The Wind Will Carry Us (1999) wrapped up an extremely eventful decade for Kiarostami during which he managed to solidify his status as one of the greatest living filmmakers. A year later, he received the Akira Kurosawa prize for a lifetime of achievements in the world of cinema. “Words cannot describe my feelings about his films,” Kurosawa said once. “When Satyajit Ray passed on I was very depressed. But after seeing Kiarostami’s films I thank God for giving us just the right person to take his place.” Kiarostami kept strengthening his oeuvre with gems like TenShirin and more which fulfilled the purpose of reminding us that auteurs weren’t an extinct species in the 21st century. Until the very end, Kiarostami’s work maintained its poetic power as evident in Certified Copy (2010) – a complex meditation on the performative nature of love, starring Juliette Binoche and William Shimell.

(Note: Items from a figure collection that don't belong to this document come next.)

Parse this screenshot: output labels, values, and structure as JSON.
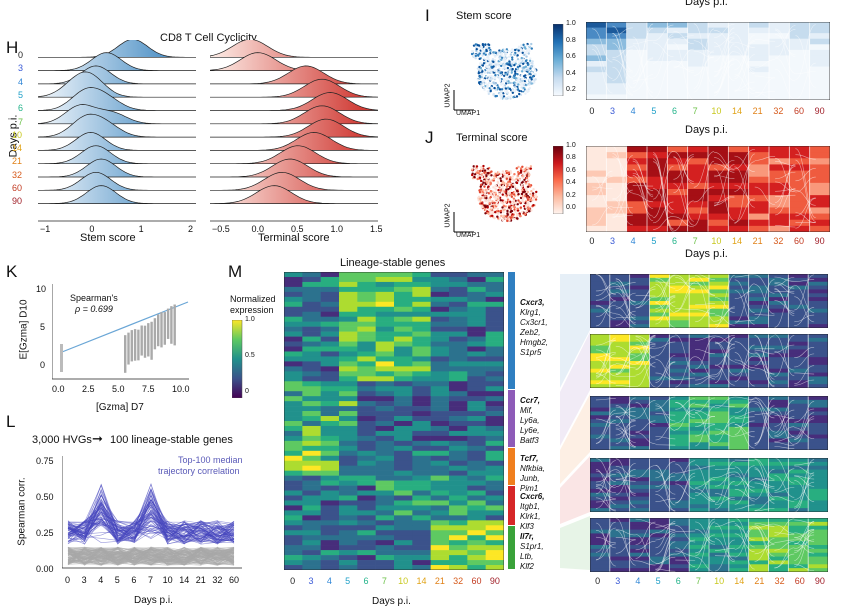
{
  "panels": {
    "H": {
      "label": "H",
      "title": "CD8 T Cell Cyclicity",
      "ylabel": "Days p.i.",
      "left_xlabel": "Stem score",
      "right_xlabel": "Terminal score"
    },
    "I": {
      "label": "I",
      "umap_title": "Stem score",
      "umap_x": "UMAP1",
      "umap_y": "UMAP2",
      "xlabel": "Days p.i.",
      "top_label": "Days p.i."
    },
    "J": {
      "label": "J",
      "umap_title": "Terminal score",
      "umap_x": "UMAP1",
      "umap_y": "UMAP2",
      "xlabel": "Days p.i."
    },
    "K": {
      "label": "K",
      "xlabel": "[Gzma] D7",
      "ylabel": "E[Gzma] D10",
      "stat_name": "Spearman's",
      "stat_value": "ρ = 0.699"
    },
    "L": {
      "label": "L",
      "headline_left": "3,000 HVGs",
      "headline_right": "100 lineage-stable genes",
      "ylabel": "Spearman corr.",
      "xlabel": "Days p.i.",
      "annot_line1": "Top-100 median",
      "annot_line2": "trajectory correlation"
    },
    "M": {
      "label": "M",
      "title": "Lineage-stable genes",
      "xlabel": "Days p.i.",
      "cbar_title_line1": "Normalized",
      "cbar_title_line2": "expression"
    }
  },
  "days": [
    "0",
    "3",
    "4",
    "5",
    "6",
    "7",
    "10",
    "14",
    "21",
    "32",
    "60",
    "90"
  ],
  "days_L": [
    "0",
    "3",
    "4",
    "5",
    "6",
    "7",
    "10",
    "14",
    "21",
    "32",
    "60"
  ],
  "day_colors": [
    "#222222",
    "#3b5bd6",
    "#2f86d6",
    "#20a0c8",
    "#22b38a",
    "#6cc24a",
    "#c8c81e",
    "#e0a317",
    "#e08016",
    "#d65a1b",
    "#c23a21",
    "#a01f28"
  ],
  "ridge_left_ticks": [
    "−1",
    "0",
    "1",
    "2"
  ],
  "ridge_right_ticks": [
    "−0.5",
    "0.0",
    "0.5",
    "1.0",
    "1.5"
  ],
  "cbar_I_ticks": [
    "1.0",
    "0.8",
    "0.6",
    "0.4",
    "0.2"
  ],
  "cbar_J_ticks": [
    "1.0",
    "0.8",
    "0.6",
    "0.4",
    "0.2",
    "0.0"
  ],
  "cbar_M_ticks": [
    "1.0",
    "0.5",
    "0"
  ],
  "K_xticks": [
    "0.0",
    "2.5",
    "5.0",
    "7.5",
    "10.0"
  ],
  "K_yticks": [
    "10",
    "5",
    "0"
  ],
  "L_yticks": [
    "0.75",
    "0.50",
    "0.25",
    "0.00"
  ],
  "gene_groups": [
    {
      "head": "Cxcr3,",
      "genes": [
        "Klrg1,",
        "Cx3cr1,",
        "Zeb2,",
        "Hmgb2,",
        "S1pr5"
      ],
      "color": "#2f7fc1"
    },
    {
      "head": "Ccr7,",
      "genes": [
        "Mif,",
        "Ly6a,",
        "Ly6e,",
        "Batf3"
      ],
      "color": "#8e5bb8"
    },
    {
      "head": "Tcf7,",
      "genes": [
        "Nfkbia,",
        "Junb,",
        "Pim1"
      ],
      "color": "#f07f1e"
    },
    {
      "head": "Cxcr6,",
      "genes": [
        "Itgb1,",
        "Klrk1,",
        "Klf3"
      ],
      "color": "#d62728"
    },
    {
      "head": "Il7r,",
      "genes": [
        "S1pr1,",
        "Ltb,",
        "Klf2"
      ],
      "color": "#3aa23a"
    }
  ],
  "colors": {
    "blue_dark": "#08306b",
    "red_dark": "#67000d",
    "viridis_low": "#440154",
    "viridis_high": "#fde725"
  }
}
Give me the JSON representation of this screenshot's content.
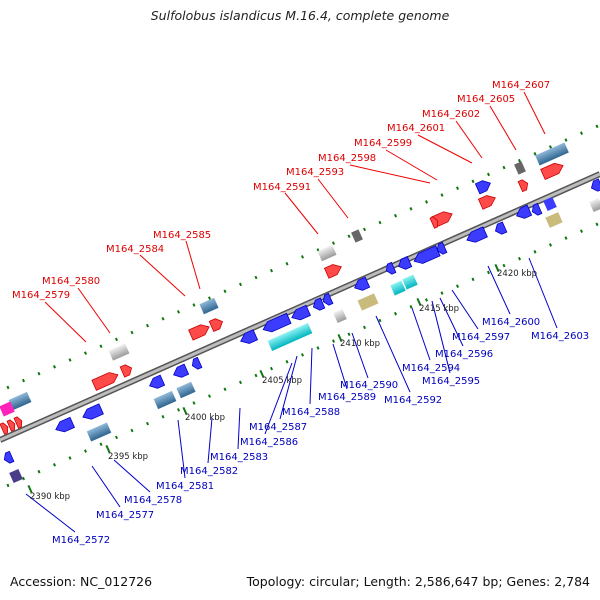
{
  "title": "Sulfolobus islandicus M.16.4, complete genome",
  "footer": {
    "accession": "Accession: NC_012726",
    "stats": "Topology: circular; Length: 2,586,647 bp; Genes: 2,784"
  },
  "colors": {
    "forward_label": "#dd0000",
    "reverse_label": "#0000bb",
    "backbone": "#888888",
    "forward_gene": "#ee0000",
    "reverse_gene": "#0000dd",
    "tick": "#117711"
  },
  "ticks": [
    "2390 kbp",
    "2395 kbp",
    "2400 kbp",
    "2405 kbp",
    "2410 kbp",
    "2415 kbp",
    "2420 kbp"
  ],
  "labels_forward": [
    "M164_2579",
    "M164_2580",
    "M164_2584",
    "M164_2585",
    "M164_2591",
    "M164_2593",
    "M164_2598",
    "M164_2599",
    "M164_2601",
    "M164_2602",
    "M164_2605",
    "M164_2607"
  ],
  "labels_reverse": [
    "M164_2572",
    "M164_2577",
    "M164_2578",
    "M164_2581",
    "M164_2582",
    "M164_2583",
    "M164_2586",
    "M164_2587",
    "M164_2588",
    "M164_2589",
    "M164_2590",
    "M164_2592",
    "M164_2594",
    "M164_2595",
    "M164_2596",
    "M164_2597",
    "M164_2600",
    "M164_2603"
  ]
}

In 2016, Kiarostami became sick and after a number of medical mistakes and malpractices, he passed away on 4th of July, 2016, and left the world reeling in shock and grief. His death marked the passing of a national and international symbol, one that provided people with hope for the future of cinema. “Kiarostami gave the Iranian cinema the international credibility that it has today,” Kiarostami’s contemporary Mohsen Makhmalbaf said. “But his films were unfortunately not seen as much in Iran. He changed the world’s cinema; he freshened it and humanised it in contrast with Hollywood’s rough version.” The final work in his filmography was released posthumously in 2017, an experimental masterpiece called 24 Frames which beautifully summed up Kiarostami’s lifelong obsessions with mortality, time, nature and creating visual poetry through photography.

In an intriguing interview where he was asked about the poetry in his work and its impact on his legacy, Kiarostami reflected: “I feel the cinema that will last longer is the poetic cinema, not the cinema that is just storytelling. In my library at home, the books of novels and stories look brand-new because I just read them once and put them aside; but my poetry books are falling apart at every corner, because I have read them over and over and over! Poetry always runs away from you—it’s very difficult to grasp it, and every time you read it, depending on your conditions, you will have a different grasp of it.”